Mes élèves de 5e ont travaillé en EMC (éducation morale et civique) sur l’égalité et les discriminations. Puis, comme je voulais quelque chose de personnel, je leur ai demandé de raconter une scène de harcèlement vécue. La consigne était de montrer les émotions. À la lecture, j’ai été touchée et démunie par ces témoignages, par la violence qui suinte entre les lignes, alors que je travaille dans un établissement calme avec deux classes sympathiques. Certains textes se recoupent. Je les ai lus de façon anonyme, dans le silence et l’émotion. Les élèves dont il est question étaient présents. La leadeuse a pleuré. Je ne savais pas que faire de ces textes, alors je vous en livre quelques-uns. Le travail suivant a consisté à concevoir une affiche contre le harcèlement.

Coralie : « Elle nous ensorcelait »

Un jour, Isabelle a dit qu’elle n’aimait pas Juliette, qu’elle nous collait trop et qu’elle ne voulait pas se trouver d’autres amies que nous. Quand Juliette est arrivée, Isabelle lui a dit : « Le pôle nord, c’est là-bas, alors tu devrais partir. » Juliette lui a répondu, mais ça ne servait à rien, car elle n’a pas réussi à se défendre. Moi, je ne savais pas trop quoi faire, si je devais l’aider ou la laisser partir. Au final, je n’ai rien fait, mais j’aurais dû. J’ai même été méchante avec elle, mais maintenant je regrette. Isabelle a continué plusieurs fois, elle était de plus en plus méchante. Juliette était très triste. Parfois, je voulais aller l’aider, mais quelque chose m’en empêchait. Isabelle nous ensorcelait parce que, même si j’avais envie de défendre Juliette, je restais quand même du côté d’Isabelle. J’étais impuissante. Puis, finalement, cette année, Isabelle a arrêté.

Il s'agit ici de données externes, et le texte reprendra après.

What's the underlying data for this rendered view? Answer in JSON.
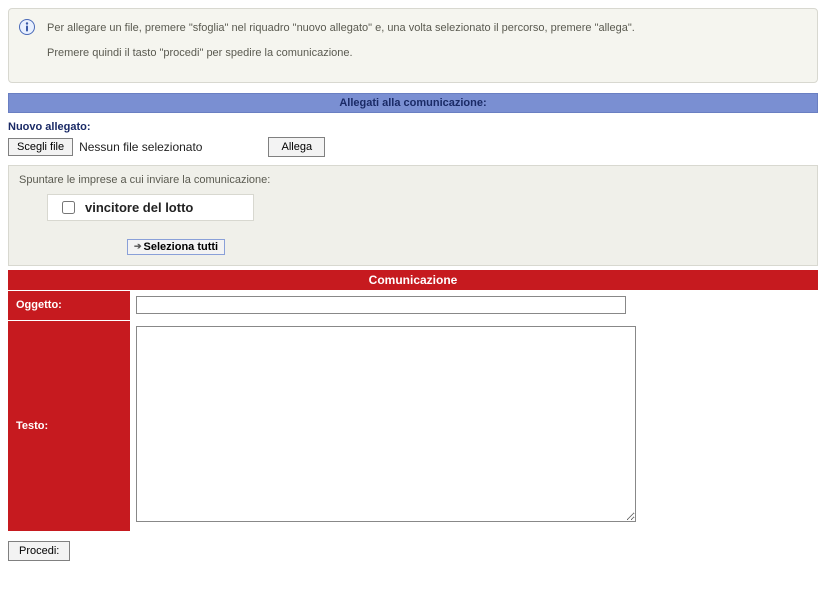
{
  "info": {
    "line1": "Per allegare un file, premere \"sfoglia\" nel riquadro \"nuovo allegato\" e, una volta selezionato il percorso, premere \"allega\".",
    "line2": "Premere quindi il tasto \"procedi\" per spedire la comunicazione."
  },
  "attachments": {
    "section_title": "Allegati alla comunicazione:",
    "new_label": "Nuovo allegato:",
    "choose_file_label": "Scegli file",
    "file_status": "Nessun file selezionato",
    "attach_btn": "Allega"
  },
  "recipients": {
    "instruction": "Spuntare le imprese a cui inviare la comunicazione:",
    "company": "vincitore del lotto",
    "select_all": "Seleziona tutti"
  },
  "communication": {
    "header": "Comunicazione",
    "subject_label": "Oggetto:",
    "subject_value": "",
    "body_label": "Testo:",
    "body_value": ""
  },
  "actions": {
    "proceed": "Procedi:"
  }
}
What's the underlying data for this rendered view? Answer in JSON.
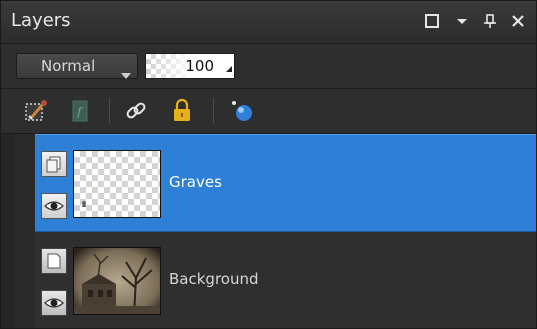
{
  "panel": {
    "title": "Layers"
  },
  "titlebar_buttons": [
    {
      "name": "maximize-icon"
    },
    {
      "name": "menu-dropdown-icon"
    },
    {
      "name": "pin-icon"
    },
    {
      "name": "close-icon"
    }
  ],
  "blend": {
    "mode": "Normal",
    "opacity": "100"
  },
  "toolbar": {
    "tools": [
      "new-mask-icon",
      "new-adjustment-layer-icon",
      "link-icon",
      "lock-icon",
      "layer-styles-icon"
    ]
  },
  "layers": [
    {
      "name": "Graves",
      "selected": true
    },
    {
      "name": "Background",
      "selected": false
    }
  ],
  "colors": {
    "selection": "#2e7fd6",
    "panel_bg": "#262626",
    "lock": "#e8b11c",
    "effects": "#2f7fd9"
  }
}
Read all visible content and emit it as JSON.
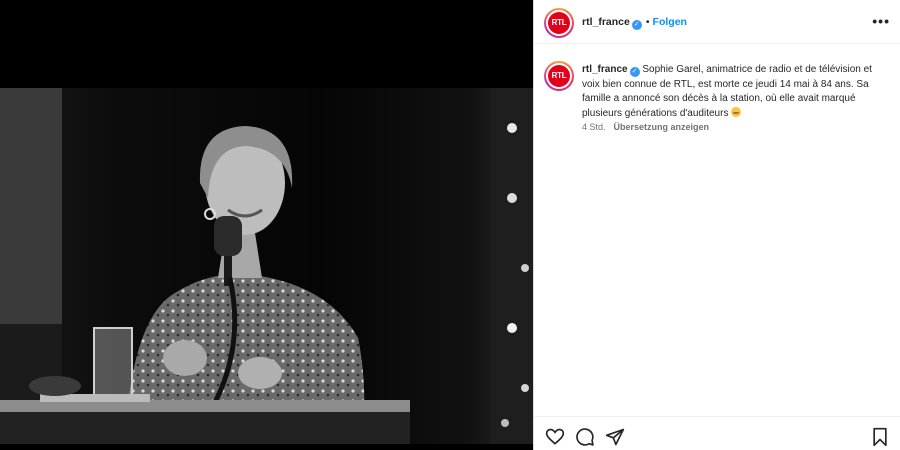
{
  "header": {
    "username": "rtl_france",
    "separator": "•",
    "follow_label": "Folgen",
    "more_icon": "more-horizontal-icon",
    "avatar_text": "RTL"
  },
  "caption": {
    "username": "rtl_france",
    "text": "Sophie Garel, animatrice de radio et de télévision et voix bien connue de RTL, est morte ce jeudi 14 mai à 84 ans. Sa famille a annoncé son décès à la station, où elle avait marqué plusieurs générations d'auditeurs",
    "emoji": "crying-face-emoji",
    "time": "4 Std.",
    "translate_label": "Übersetzung anzeigen"
  },
  "actions": {
    "icons": [
      "heart-icon",
      "comment-icon",
      "share-icon",
      "bookmark-icon"
    ]
  },
  "colors": {
    "brand_red": "#e2001a",
    "link_blue": "#0095f6",
    "verified_blue": "#3897f0"
  }
}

Clément : « Je me suis dit que je ne servais à rien »

On se rangeait dans la cour et je discutais avec d’autres, quand quelqu’un m’a dit : « Put…, mais on s’en bat les c… de toi, alors va discuter avec les autres et laisse-nous tranquilles ! » Autour, personne n’avait entendu, ils continuaient tous à discuter comme si rien ne s’était passé. Alors, sur ce moment, m’est venu un sentiment de solitude mêlé à de la tristesse et de la peur. Je suis parti et je me suis dit que je ne servais à rien et que, pour les autres, j’étais que des soucis, une personne sans intérêt. Puis, quelques heures après, un sentiment de colère m’est venu.

J’ai décidé de n’en parler à personne, peut-être une mauvaise idée, car il n’y avait personne pour m’aider. J’ai longtemps réfléchi et j’ai fini par me dire que, finalement, ce n’était que le point de vue d’une personne. Après tout, j’avais des amis et oui, je servais à quelque chose dans la vie, en tout cas plus que mon agresseur. Aujourd’hui, pour moi, cet agresseur n’est qu’une stupide personne qui n’a pas conscience de ses actes.

Alors, s’il vous plait, soyez attentifs et agissez !

Baptiste : « Maintenant, elle a changé de collège »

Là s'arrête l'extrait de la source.